Odp: Japonia - Kwiecień 2009

_KiRA napisał:

jak skoncze studia to mam juz zalatwiona robote w japonii (arigatou sensei jezor)

hehe no nic w życiu nie jest pewne, nie wiadomo co bedzie za pare lat, wiec nie ma co sie tak nastawiac...

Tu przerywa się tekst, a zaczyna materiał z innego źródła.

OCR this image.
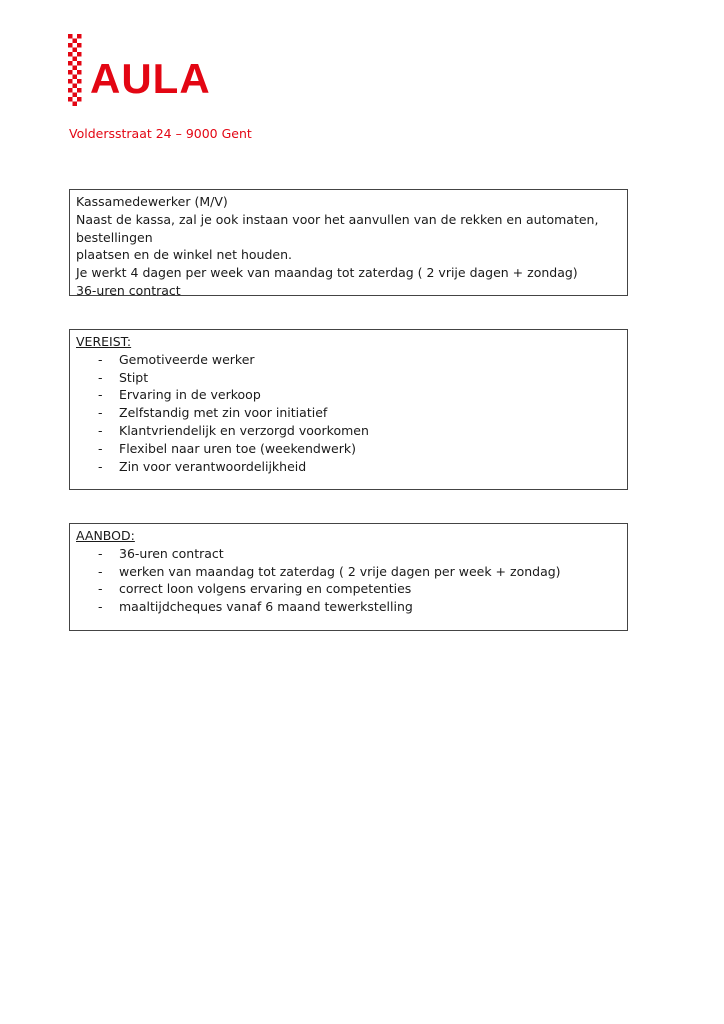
AULA
Voldersstraat 24 – 9000 Gent
Kassamedewerker (M/V)

Naast de kassa, zal je ook instaan voor het aanvullen van de rekken en automaten, bestellingen

plaatsen en de winkel net houden.

Je werkt 4 dagen per week van maandag tot zaterdag ( 2 vrije dagen + zondag)

36-uren contract

VEREIST:
- Gemotiveerde werker
- Stipt
- Ervaring in de verkoop
- Zelfstandig met zin voor initiatief
- Klantvriendelijk en verzorgd voorkomen
- Flexibel naar uren toe (weekendwerk)
- Zin voor verantwoordelijkheid
AANBOD:
- 36-uren contract
- werken van maandag tot zaterdag ( 2 vrije dagen per week + zondag)
- correct loon volgens ervaring en competenties
- maaltijdcheques vanaf 6 maand tewerkstelling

No ale swoją drogą to na stałe bym w Japonii akurat mieszkać nie chciał, wogle niechciałbym mieszkać w żadnym innym kraju, ponieważ w Polsce czuje sie u siebie i jest mi tu dobrze....patriotyzm smile
Ojczyzna wzywa, towarzyszu miły ! jezor

Co do wycieczki ~marzenia to dam Ci znac, ale pod koniec roku, bo nie jestem w stanie teraz przewidziec sytuacji...;). Kase zebrać moge, to nie powinno stanowic problemu....tylko czas czas czas (urlop -_-).
Pozdrawiam!

Offline

#35 2008-05-20 21:05:02

marzenia
Użytkownik
Skąd: Lubin
Dołączył: 2008-05-18

Odp: Japonia - Kwiecień 2009

[cytuj="Freeman"]Czytam o tych cenach w Japonii i muszę przyznać, że spodziewałem się wyższych. [/quote]

Ja też, w sumie najdrożej wychodzi sama podróż. Jak ktoś ma dużo czasu i siły to można jeszcze ten koszt zminimalizować podróżując po lądzie. Ale to dla mega wytrwałych.
Osobna historia, o której nikt nie wspomniał to opłaty za korzystanie z przybytków uciech fizyczno - duchowych. Jednym słowem wejściówki. Zresztą, nie ma nic za darmo, więc nie rozpisujmu się już o tym ile i kto tylko konkretnie: Jeżeli ktoś jest zainteresowany wyjazdem (ale bardzo serio) i do przyszłego roku wykrzesałby kasiorkę to zgłaszać się do mnie. Coś pomyślimy.
Tak jak już wspominałam kwiecień to bardzo optymistyczna wersja podróży ^^

Offline

#36 2008-05-20 21:09:40

Satoshi
Użytkownik
Skąd: Jastrzębie Zdrój
Dołączył: 2006-03-25

Odp: Japonia - Kwiecień 2009

Co do wycieczki to trzeba zwrócić uwage na to ,czy chcielibyście jechać sami czy może za pośrednictwem biura podróży. Napewno taka bajka z biurem podróży jest znacznie droższa ,ale nie trzeba się martwić o plan wycieczki ,zakwaterowanie i takie pierdoły. Ponadto jeśli ktoś wybiera się sam ,a nie zna języka (sądze że nawet 1% użytkowników forum nie zna) to na samym angielskim daleko nie zajedzie bo japończycy sami słabo go znają ,a jeśli już znają to ciężko zrozumieć coś co do ciebie mówią już łatwiej porozumieć się po niemiecku bądź francusku ,ale też mniej ludzi posługuje się tymi językami.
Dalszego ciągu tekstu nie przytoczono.